Without the cut out sections it does look just like a tool handle. The only notable difference being the ratio between the rounded handle and the squared portion.


----------



## OllieOllie (Nov 1, 2021)

Hi,

Anyone know where i get get one? Been looking around for days for this.


----------



## bsfsu (Nov 1, 2021)

I got mine from a tree


----------



## KenHash (Nov 1, 2021)

OllieChanSG said:


> Hi,
> 
> Anyone know where i get get one? Been looking around for days for this.



Hitohira sells them but in plain form. So you'd have to make your own cutouts.
Already cut out ones are sold in Japan but cost more.


----------



## OllieOllie (Nov 1, 2021)

KenHash said:


> Hitohira sells them but in plain form. So you'd have to make your own cutouts.
> Already cut out ones are sold in Japan but cost more.

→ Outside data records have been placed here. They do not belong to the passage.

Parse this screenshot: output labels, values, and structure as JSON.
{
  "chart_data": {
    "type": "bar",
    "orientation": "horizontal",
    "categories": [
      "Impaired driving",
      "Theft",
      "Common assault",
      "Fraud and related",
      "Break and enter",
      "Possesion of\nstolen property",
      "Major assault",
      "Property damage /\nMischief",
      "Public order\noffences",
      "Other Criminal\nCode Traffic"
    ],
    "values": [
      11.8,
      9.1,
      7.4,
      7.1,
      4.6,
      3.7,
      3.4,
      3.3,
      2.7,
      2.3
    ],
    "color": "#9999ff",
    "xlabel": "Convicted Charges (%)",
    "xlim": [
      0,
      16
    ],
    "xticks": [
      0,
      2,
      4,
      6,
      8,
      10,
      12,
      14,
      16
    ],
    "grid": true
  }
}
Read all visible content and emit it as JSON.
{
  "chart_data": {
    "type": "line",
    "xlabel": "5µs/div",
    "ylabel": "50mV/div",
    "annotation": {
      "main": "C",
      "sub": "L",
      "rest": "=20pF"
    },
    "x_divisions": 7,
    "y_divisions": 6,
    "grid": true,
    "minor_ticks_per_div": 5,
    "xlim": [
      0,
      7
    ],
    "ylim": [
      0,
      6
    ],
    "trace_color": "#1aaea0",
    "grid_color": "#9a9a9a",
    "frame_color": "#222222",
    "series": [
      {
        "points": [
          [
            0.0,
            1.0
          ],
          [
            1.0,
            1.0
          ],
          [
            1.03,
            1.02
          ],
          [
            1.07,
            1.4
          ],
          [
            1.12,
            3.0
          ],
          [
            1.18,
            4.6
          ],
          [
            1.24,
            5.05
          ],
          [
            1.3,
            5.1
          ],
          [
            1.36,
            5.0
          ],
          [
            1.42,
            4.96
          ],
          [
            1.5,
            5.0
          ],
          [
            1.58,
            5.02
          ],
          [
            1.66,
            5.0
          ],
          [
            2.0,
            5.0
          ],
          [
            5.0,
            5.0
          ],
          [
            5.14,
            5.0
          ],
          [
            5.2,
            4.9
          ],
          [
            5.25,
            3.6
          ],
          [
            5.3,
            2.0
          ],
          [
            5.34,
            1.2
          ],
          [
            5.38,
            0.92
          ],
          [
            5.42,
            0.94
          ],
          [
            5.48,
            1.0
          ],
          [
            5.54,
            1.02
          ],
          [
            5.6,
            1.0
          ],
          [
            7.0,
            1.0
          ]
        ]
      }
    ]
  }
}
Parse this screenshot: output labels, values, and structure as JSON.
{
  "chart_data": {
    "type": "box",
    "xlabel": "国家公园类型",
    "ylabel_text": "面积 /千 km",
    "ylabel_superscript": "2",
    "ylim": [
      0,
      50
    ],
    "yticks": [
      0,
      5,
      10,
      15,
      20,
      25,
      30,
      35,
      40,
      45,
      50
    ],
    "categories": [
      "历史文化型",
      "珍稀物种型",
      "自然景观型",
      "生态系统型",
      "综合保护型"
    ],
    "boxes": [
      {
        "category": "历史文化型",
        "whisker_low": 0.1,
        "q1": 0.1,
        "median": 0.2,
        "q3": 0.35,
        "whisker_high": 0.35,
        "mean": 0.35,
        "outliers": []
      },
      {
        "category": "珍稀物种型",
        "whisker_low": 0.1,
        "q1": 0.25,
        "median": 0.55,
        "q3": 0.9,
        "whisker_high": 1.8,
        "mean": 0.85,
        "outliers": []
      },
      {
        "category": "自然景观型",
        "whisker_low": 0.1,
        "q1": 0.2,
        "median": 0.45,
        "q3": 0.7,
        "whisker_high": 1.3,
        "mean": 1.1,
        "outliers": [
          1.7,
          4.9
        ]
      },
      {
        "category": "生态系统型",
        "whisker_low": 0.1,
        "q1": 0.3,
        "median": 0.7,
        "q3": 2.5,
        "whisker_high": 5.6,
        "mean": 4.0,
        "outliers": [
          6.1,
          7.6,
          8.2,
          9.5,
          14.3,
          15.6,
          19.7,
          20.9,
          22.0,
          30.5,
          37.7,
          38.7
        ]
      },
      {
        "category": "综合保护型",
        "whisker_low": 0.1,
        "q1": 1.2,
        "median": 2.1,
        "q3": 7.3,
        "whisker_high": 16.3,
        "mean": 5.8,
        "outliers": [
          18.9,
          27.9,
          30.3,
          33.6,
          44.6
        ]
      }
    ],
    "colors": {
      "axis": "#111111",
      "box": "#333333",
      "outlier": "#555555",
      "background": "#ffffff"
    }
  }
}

Sold out on Hitohira. Trying to find it online but no luck. You have any idea where I can them? Do you know the Kanji for this? Haha I may have a better chance to find online.


----------



## KenHash (Nov 1, 2021)

OllieChanSG said:


> Sold out on Hitohira. Trying to find it online but no luck. You have any idea where I can them? Do you know the Kanji for this? Haha I may have a better chance to find online.



Hizumibo is usually written ひずみ棒。
They are available on Rakuten. Rakuten no longer has their Rakuten Global service, but I suppose you could use
one of those forwarding companies.
This site has an overseas order form：
修正棒 - 「研匠」光三郎 包丁の販売・研ぎ修理[海外発送可] (mitusaburo.jp)


----------



## OllieOllie (Nov 1, 2021)

Thank you very much for the info. I will check them out!

Have a great day! Thanks…


----------